That jokes
What did the elephant say to the naked man?
"How do you breathe through that tiny thing?"
Me: *posts random joke about a duck*
That one guy in the comment section for no reason: "Shut the f*uck up you dumb b*tch you are a piece of sh*t you..."
That other guy in the comment section: "That’s actually offensive to ducks."
Bro it’s a joke...
The first thing a man looks at in a woman, is her heart.
The fact that her breasts block the view is not her fault.
The fact that I am high won't stop me from advising you.
Don't plug your phone while charging it; it is very dangerous.
I met a girl that was 6'5" and she fell on 9/11 and broke her arm. She really said "oh snap" like a twin tower.
Memes
What is the difference between an orphan and a deaf kid?
They can't hear or speak to their parents that never came back.
Teachers: Do you give your mother that attitude?
Orphan: ...
When you see an "Autistic child zone" sign and say, "Oh! That wasn't a dog."
Did you hear that the governor's mansion in Alabama burned down?
Almost took out the whole trailer park.
That was a horrible pun. You should be sent to the PUN-itentiary!
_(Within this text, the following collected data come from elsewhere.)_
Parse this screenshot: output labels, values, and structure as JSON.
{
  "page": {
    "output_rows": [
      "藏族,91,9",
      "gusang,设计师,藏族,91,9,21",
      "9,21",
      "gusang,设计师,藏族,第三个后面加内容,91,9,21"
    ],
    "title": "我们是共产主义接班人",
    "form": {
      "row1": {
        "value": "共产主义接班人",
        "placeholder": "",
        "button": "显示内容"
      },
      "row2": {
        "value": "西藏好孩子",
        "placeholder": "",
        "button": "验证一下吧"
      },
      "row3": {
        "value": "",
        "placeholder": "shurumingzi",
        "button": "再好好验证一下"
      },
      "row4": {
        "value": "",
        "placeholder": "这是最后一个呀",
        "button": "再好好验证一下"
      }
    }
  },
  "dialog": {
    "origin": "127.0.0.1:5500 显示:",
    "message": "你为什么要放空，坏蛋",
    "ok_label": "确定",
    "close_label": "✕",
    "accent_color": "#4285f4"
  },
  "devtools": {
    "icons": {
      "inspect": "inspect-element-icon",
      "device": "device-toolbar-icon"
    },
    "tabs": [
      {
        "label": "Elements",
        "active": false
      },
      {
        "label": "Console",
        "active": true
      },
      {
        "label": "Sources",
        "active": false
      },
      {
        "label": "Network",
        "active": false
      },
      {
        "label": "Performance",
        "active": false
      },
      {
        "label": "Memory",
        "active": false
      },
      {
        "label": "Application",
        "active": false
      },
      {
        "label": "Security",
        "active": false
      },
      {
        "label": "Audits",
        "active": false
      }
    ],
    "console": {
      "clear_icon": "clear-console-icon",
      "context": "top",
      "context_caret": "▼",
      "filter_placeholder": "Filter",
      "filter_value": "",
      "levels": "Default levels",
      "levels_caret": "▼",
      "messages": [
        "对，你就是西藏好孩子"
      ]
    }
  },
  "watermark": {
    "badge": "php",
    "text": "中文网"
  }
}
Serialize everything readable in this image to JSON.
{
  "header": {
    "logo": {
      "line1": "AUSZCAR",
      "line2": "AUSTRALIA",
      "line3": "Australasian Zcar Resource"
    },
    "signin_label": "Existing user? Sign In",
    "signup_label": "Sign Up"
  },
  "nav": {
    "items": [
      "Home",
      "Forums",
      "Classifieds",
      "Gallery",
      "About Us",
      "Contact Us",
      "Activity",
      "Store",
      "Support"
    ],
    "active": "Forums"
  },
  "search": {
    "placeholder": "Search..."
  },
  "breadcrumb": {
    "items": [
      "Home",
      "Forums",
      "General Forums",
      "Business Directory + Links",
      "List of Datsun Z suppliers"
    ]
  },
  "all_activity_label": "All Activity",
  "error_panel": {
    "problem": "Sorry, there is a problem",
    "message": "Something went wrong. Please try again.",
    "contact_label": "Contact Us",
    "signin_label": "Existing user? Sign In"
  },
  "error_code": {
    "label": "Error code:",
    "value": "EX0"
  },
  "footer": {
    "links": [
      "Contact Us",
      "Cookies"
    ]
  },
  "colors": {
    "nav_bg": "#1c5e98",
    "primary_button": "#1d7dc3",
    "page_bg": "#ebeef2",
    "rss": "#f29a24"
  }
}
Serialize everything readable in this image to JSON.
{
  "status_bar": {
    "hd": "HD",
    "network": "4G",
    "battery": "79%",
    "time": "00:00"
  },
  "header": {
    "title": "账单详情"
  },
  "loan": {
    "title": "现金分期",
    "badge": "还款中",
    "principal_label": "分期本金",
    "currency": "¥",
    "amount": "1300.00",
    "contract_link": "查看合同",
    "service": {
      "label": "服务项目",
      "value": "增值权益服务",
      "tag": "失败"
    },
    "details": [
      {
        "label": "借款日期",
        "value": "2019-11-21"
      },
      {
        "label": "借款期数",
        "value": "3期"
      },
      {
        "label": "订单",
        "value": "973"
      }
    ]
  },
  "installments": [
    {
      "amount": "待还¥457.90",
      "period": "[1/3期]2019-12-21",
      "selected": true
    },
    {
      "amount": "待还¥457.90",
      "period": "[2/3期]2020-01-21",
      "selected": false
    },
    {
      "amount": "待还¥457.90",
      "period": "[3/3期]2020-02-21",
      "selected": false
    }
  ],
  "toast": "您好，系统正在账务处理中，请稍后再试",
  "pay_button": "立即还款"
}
Leo: Mother, what is an idiot?
Mother: An idiot is someone that explains something in a long, boring way so that the person that the idiot is trying to explain to doesn't understand.
Mother: Do you understand?
Leo: No.
You're gay.
Bro, I am straighter than the pole that your mom dances on for me every night.
Arabs: WHO PUT THAT TOWER THERE... we must destroy it!
If a midget says your hair smells nice, is that sexual harassment?
Given that it's a major guarantee that little boys' underwear will be half off at Kmart thanks to the blue light specials, now you know why Michael Jackson likes to loiter around the store all day long.
Some people think jokes about child abuse are funny.
I'm not sure if I think that, but they do seem to hit different.
Prostitution. The only job that pays more if you suck.
Your hairline is so long that when you finally found the length of it, you told someone and they said, "Don't give me your phone number."
Did you hear about the nun that got kicked out of the convent?
She got caught squatting on the cucumbers in the garden.
True fact: Five out of six people think Russian roulette is safe.
(Russian roulette is a game where you put 1 bullet in a pistol that has 6 chambers; each person spins it and tries not to land on the bullet to find out if you got the bullet or not. You point the gun at yourself and pull the trigger.)